Hugh: “Yeah, I well, that’s the problem with it, isn’t it? I mean, what he said was so baffling that you have to stretch to try to justify, you have to basically guess what on earth he’s on about.

“The fact is we know who did the synagogue attack, who murdered those people. He wasn’t a middle-aged white man. He wasn’t a fan of Nigel Farage. He wasn’t going around Salford putting up flags, was he?

“So the idea that the two are in any way related is just ridiculous. It’s just stupid.

“And this is a flag that, I mean, you know, we’ve all got male relatives who fought in the World Wars under that flag to stop anti-Semitism and that kind of thing.

“And the idea that these flags are now somehow symbols of division and that these are somehow related to this horrific attack, it’s just offensive to the memory of all our ancestors and those who fought and those who died.”

Interviewer: “Well, exactly. It was indeed England who helped to stop that war and it was against Hitler and Nazism.

“So for the linking now of the two with an Islamic extremist who tries to kill Jewish people at a synagogue, I’m not really seeing it.

“I suppose when he’s calling things divisive, people sometimes see the flags as divisive. Do you see the English flag as divisive?”

Hugh: “No, not at all. The English flag, it represents the country I was born in, the country that my parents were born in, going back forever.

“It’s a beautiful flag for a beautiful place and one of the greatest countries in history, probably the greatest country ever. It’s not divisive to celebrate that, to love your country. You know what I mean?

“And you know, you get around Salford, I’m from Salford, I’ll admit there’s some bits of Salford which aren’t as nice as they could be, you know, but you go around them now and see them daub with England flag after England flag and it’s quite moving really that people, even if they live in kind of the rough bits, they still find something to love about the place they live.
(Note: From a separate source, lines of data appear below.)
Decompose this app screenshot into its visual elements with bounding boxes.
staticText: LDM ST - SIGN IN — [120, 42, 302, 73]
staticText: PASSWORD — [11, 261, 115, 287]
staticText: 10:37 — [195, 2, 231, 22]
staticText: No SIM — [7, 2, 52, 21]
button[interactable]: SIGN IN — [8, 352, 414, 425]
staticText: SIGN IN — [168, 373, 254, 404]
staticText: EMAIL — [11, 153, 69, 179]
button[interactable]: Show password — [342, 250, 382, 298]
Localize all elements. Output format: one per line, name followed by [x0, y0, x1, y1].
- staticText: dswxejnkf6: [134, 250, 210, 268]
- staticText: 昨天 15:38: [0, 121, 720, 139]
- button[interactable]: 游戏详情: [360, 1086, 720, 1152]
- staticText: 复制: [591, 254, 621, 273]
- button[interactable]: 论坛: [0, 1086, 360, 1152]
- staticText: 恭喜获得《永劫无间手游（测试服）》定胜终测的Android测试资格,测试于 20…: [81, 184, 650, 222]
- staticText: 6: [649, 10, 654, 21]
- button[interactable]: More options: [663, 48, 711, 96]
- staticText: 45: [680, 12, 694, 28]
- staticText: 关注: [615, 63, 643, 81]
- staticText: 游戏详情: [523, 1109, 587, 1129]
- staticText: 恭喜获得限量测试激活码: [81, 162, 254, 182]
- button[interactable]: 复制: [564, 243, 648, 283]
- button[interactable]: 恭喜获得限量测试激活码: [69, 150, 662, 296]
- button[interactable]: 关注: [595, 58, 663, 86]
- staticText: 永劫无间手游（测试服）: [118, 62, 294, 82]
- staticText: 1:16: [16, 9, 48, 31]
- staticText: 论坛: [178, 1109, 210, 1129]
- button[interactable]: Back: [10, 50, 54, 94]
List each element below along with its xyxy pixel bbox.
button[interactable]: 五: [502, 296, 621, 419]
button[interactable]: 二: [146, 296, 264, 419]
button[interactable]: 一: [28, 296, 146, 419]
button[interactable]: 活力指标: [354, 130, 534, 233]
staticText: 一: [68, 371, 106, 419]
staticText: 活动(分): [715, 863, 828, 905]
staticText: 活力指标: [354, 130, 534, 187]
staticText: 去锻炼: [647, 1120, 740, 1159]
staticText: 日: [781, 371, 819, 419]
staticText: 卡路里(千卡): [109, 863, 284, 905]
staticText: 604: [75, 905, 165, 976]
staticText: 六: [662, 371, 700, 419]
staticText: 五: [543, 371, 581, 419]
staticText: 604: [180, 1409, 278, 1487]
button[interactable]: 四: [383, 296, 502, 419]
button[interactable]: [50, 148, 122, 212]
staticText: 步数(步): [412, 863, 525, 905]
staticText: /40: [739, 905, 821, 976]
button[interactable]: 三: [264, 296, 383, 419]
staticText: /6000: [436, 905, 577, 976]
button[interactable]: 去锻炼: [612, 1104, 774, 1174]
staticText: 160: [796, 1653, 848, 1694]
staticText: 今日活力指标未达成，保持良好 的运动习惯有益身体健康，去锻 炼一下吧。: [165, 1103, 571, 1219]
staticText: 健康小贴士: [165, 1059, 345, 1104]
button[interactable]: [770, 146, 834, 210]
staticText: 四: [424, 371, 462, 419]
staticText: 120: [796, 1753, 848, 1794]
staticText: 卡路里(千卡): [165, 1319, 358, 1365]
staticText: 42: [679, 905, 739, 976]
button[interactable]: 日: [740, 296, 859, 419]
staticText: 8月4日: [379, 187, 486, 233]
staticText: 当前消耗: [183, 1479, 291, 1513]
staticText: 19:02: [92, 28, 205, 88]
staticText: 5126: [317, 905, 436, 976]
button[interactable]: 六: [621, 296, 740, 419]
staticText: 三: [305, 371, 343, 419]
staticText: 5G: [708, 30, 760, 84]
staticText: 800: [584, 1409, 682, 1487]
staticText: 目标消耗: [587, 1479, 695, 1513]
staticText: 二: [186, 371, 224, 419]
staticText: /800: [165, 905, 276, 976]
“And that’s what Gary Neville who lives in his mansion, looks like, you know, he wanted to build a teletubbie mansion once, I don’t know if he ever managed it. But, you know, he’s got nothing but contempt for people that live in Salford.”

Interviewer: “Well, maybe he does, I don’t know about that, I mean, he’s not here to defend himself, he’s got contempt for people in Salford, but he’s definitely got contempt for white men, middle-aged white men, who he’s carrying the flag.

“But in that respect, though, he has said something that has put him in a difficult position because he is conflating now whiteness with being English.

“So what he’s actually said is quite divisive by assuming that somebody who is English will be a white person carrying the flag.

“And I’m English, I was born in Newcastle, I’m a Geordie, I have a Union Jack dress, and I carry the flag proudly. So that’s a problem for what he’s saying, do you not think?”

Hugh: “Yeah, definitely. It’s an example you often get of when you get woke people, for want of a better word, who don’t really think that deeply about what they’re saying.

“Someone like Gary Neville, no offence, but he’s not the deepest thinker on earth is he?

“I’d say you could expect whether he decides to opine about a topic like the rise of antisemitism or English national identity that he’s gonna put his foot in it like that and as you know as you’ve shown there that’s just exactly what he’s done.

“He’s ended up creating, he’s ended up supporting a view which he should be opposing really.”